„Brueghel und ich.“

Alexandra Klobouk
800 Schritte: Maria-Theresien-Platz - Kunsthistorisches Museum - Gemäldegalerie. Auf Augenhöhe mit dem Wundervollen.

Ich gehe – weil ich manchmal keine Lust habe, dort zu sein, wo alle anderen sind – ins Kunsthistorische Museum Wien. Draußen heizt die Sonne, und die ganze Stadt hat sich dem lustigen Spiel verschrieben, um die wenigen freien Sitzplätze an der frischen Luft zu raufen und in möglichst kurzer Zeit möglichst viel Bier zu trinken, damit sich die Mühe gelohnt hat.

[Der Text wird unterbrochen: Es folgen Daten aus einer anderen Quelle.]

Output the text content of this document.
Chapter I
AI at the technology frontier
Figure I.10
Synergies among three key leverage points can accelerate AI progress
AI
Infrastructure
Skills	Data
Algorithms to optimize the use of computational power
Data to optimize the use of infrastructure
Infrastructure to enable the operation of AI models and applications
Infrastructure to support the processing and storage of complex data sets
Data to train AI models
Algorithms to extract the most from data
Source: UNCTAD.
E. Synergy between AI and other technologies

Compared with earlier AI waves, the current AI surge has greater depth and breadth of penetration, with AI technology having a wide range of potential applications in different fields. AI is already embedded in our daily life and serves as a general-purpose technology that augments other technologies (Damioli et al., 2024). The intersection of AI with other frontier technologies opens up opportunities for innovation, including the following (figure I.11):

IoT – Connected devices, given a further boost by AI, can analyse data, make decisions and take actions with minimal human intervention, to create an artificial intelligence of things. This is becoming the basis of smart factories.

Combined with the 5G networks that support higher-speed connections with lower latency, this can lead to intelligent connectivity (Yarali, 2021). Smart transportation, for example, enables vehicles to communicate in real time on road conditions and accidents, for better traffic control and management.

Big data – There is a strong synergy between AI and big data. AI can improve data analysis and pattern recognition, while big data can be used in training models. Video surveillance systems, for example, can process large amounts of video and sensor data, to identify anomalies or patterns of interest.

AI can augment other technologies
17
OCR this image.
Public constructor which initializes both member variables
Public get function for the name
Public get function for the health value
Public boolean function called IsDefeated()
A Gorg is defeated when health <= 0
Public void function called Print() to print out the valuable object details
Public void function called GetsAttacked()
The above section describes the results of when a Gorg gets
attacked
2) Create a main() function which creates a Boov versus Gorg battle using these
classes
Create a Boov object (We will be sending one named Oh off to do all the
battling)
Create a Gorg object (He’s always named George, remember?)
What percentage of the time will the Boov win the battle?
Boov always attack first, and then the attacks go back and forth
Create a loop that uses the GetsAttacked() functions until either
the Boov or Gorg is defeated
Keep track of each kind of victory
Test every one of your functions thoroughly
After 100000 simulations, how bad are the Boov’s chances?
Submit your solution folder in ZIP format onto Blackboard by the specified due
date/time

Das erklärt die frenetische Lautstärke in allen Gastgärten. Klar, auch das „Kunsthistorische“ wird von der Völkerwanderung nicht verschont, wobei herrliches Frühsommerwetter eine faire Chance offeriert, einen der herrlichsten Orte der Welt so zu genießen, als gehöre er uns allein (was ja im Grunde auch so ist. Die Bundesmuseen stehen ja zum Glück im Eigentum von uns Staatsbürgern, was ein wesentlicher Grund dafür ist, dass wir für die Jahreskarte nur 39 Euro bezahlen).

Ich zeige also meine Jahreskarte, erwidere das freundliche Nicken des Kartenabreißers und steige die Feststiege hinauf, nicht ohne den spektakulären Durchblick vom Foyer in die Kuppel des Hauses zur Kenntnis zu nehmen und – der Durchblick ist ein eitler Hund – angemessen zu bewundern.

Das Kunsthistorische ist ein Labyrinth von Kostbarkeiten. Die uninteressanteste Art, hier durch die Sammlungen zu wandern, entspringt der ängstlichen Vorstellung von Vollständigkeit, mit der viele Besucher die Investition der Eintrittskarte legitimieren: Bloß kein Bild NICHT sehen, auch wenn für das Betrachten jedes Meisterwerks bloß ein paar Sekundenbruchteile zur Verfügung stehen.

Natürlich wohnt dieser Attitüde die absolute Gewissheit inne, dass kein einziges Bild in der Erinnerung des Besuchers haften bleibt, dass kein Funke überspringt, selbst dort nicht, wo ein längst verblichener Meister eine noch immer drängende Geschichte erzählt.

Natürlich ist die wirkungsvollste Strategie, dieser Falle zu entgehen, die Selbstbeschränkung: die Konzentration auf einen Raum allein, vielleicht auf einen kleinen Zyklus von Gemälden, und wenn schon das zu viel ist, auf ein einziges Gemälde, dein Bild des Tages.

Ich kann mich zum Beispiel nicht satt sehen an den Meisterwerken im Brueghelsaal der Gemäldegalerie, an den ikonischen Werken von Pieter Brueghel dem Älteren aus dem Jahr 1565, an der „Bauernhochzeit“ oder der „Anbetung der Könige“, am „Turmbau zu Babel“ und ganz besonders an den „Jägern im Schnee“, die ich zum ersten Mal vor Jahrzehnten auf einem Kunstkalender in der Küche meiner Großmutter gesehen habe. Die winterliche Melancholie, wie sie von den gedeckten Farben erzählt wird, rührt und kühlt mich. Die vergnügten Kinder, die im Hintergrund eislaufen, trösten mich. Die tiefe Ferne greift mir ans Herz.

Dabei empfinde ich etwas Seltenes, wie es mir sonst höchstens in den Sinn kommt, wenn ich ein Bob-Dylan-Konzert besuche oder eine Lesung von Hans Magnus Enzensberger: Hier bin ich mit dem Wundervollsten, was eine Epoche hervorgebracht hat, auf Augenhöhe. Ich betrachte das Bild. Das Bild betrachtet mich.

An diesem Vormittag im frühen Sommer, Brueghel und ich.